State Key Laboratory of Crop Biology, Shandong Agricultural University, Taian, 273100, China.
Quantitative Life Sciences Initiative, Center for Plant Science Innovation, and Department of Agronomy and Horticulture, University of Nebraska-Lincoln, Lincoln, NE, 68588, USA.
Plant Genome. 2020 Jul;13(2):e20015. doi: 10.1002/tpg2.20015. Epub 2020 Apr 29.

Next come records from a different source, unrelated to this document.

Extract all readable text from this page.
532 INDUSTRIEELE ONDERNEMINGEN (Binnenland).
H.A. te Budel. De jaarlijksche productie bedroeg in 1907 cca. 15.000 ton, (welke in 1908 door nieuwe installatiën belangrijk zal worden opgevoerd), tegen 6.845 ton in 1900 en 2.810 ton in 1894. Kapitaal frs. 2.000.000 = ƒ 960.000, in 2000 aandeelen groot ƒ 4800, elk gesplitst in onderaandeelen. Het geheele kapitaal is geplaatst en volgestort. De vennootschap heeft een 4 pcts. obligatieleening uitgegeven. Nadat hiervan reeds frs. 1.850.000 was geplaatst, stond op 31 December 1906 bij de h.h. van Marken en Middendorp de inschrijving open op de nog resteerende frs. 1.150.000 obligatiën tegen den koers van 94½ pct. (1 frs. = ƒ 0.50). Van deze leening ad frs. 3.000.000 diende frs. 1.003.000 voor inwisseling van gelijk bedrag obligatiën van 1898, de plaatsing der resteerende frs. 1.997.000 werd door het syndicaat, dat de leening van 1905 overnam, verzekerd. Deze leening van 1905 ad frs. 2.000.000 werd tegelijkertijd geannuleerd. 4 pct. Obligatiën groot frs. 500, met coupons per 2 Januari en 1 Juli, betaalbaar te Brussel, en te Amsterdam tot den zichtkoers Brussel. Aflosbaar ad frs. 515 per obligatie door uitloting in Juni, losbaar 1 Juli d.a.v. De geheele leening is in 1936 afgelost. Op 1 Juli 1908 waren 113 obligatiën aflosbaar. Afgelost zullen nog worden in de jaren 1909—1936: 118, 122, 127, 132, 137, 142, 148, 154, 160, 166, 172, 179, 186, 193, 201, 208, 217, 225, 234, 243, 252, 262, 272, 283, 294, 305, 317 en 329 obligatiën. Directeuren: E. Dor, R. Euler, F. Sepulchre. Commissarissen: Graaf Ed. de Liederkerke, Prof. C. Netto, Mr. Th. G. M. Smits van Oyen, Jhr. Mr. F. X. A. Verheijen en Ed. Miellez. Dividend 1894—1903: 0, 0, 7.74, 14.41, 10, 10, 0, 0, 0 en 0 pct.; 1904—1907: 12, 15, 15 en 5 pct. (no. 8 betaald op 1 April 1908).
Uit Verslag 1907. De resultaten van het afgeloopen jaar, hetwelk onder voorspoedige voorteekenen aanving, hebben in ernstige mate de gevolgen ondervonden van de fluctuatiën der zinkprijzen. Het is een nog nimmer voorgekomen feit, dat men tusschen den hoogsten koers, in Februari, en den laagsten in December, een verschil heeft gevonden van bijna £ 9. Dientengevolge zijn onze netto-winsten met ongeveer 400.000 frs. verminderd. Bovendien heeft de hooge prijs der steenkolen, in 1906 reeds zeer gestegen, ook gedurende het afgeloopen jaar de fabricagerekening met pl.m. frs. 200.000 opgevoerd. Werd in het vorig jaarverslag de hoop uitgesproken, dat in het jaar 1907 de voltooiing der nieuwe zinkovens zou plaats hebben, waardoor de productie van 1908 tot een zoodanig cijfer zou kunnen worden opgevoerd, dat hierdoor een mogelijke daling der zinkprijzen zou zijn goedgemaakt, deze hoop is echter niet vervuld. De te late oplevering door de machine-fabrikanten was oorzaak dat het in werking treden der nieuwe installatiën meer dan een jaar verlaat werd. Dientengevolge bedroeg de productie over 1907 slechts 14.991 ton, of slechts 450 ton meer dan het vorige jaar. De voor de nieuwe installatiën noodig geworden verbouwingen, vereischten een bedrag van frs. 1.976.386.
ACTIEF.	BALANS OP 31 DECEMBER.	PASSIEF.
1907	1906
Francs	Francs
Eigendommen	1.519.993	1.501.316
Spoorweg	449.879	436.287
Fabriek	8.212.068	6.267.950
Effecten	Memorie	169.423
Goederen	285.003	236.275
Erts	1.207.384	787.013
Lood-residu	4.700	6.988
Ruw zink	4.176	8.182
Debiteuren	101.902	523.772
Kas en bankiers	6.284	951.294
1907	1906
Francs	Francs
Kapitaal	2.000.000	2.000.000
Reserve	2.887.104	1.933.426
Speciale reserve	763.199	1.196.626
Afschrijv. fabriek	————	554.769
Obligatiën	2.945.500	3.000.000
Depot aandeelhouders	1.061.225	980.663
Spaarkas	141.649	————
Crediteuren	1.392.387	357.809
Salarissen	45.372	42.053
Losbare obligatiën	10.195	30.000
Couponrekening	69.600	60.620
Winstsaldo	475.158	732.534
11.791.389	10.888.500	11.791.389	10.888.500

Advances in genome sequencing and annotation have eased the difficulty of identifying new gene sequences. Predicting the functions of these newly identified genes remains challenging. Genes descended from a common ancestral sequence are likely to have common functions. As a result, homology is widely used for gene function prediction. This means functional annotation errors also propagate from one species to another. Several approaches based on machine learning classification algorithms were evaluated for their ability to accurately predict gene function from non-homology gene features. Among the eight supervised classification algorithms evaluated, random-forest-based prediction consistently provided the most accurate gene function prediction. Non-homology-based functional annotation provides complementary strengths to homology-based annotation, with higher average performance in Biological Process GO terms, the domain where homology-based functional annotation performs the worst, and weaker performance in Molecular Function GO terms, the domain where the accuracy of homology-based functional annotation is highest. GO prediction models trained with homology-based annotations were able to successfully predict annotations from a manually curated "gold standard" GO annotation set. Non-homology-based functional annotation based on machine learning may ultimately prove useful both as a method to assign predicted functions to orphan genes which lack functionally characterized homologs, and to identify and correct functional annotation errors which were propagated through homology-based functional annotations.
基因组测序和注释的进展降低了识别新基因序列的难度。预测这些新鉴定基因的功能仍然具有挑战性。来自共同祖先序列的基因很可能具有共同的功能。因此,同源性被广泛用于基因功能预测。这意味着功能注释错误也会从一个物种传播到另一个物种。评估了几种基于机器学习分类算法的方法,以评估它们从非同源基因特征准确预测基因功能的能力。在所评估的八种有监督分类算法中,基于随机森林的预测方法始终提供最准确的基因功能预测。基于非同源性的功能注释为基于同源性的注释提供了互补优势,在基于同源性的功能注释表现最差的生物过程 GO 术语中具有更高的平均性能,而在基于同源性的功能注释准确性最高的分子功能 GO 术语中性能较弱。基于同源性注释训练的 GO 预测模型能够成功地预测来自手动整理的“黄金标准”GO 注释集的注释。基于机器学习的基于非同源性的功能注释最终可能被证明是有用的,既可以将预测的功能分配给缺乏功能特征同源物的孤儿基因,也可以识别和纠正通过基于同源性的功能注释传播的功能注释错误。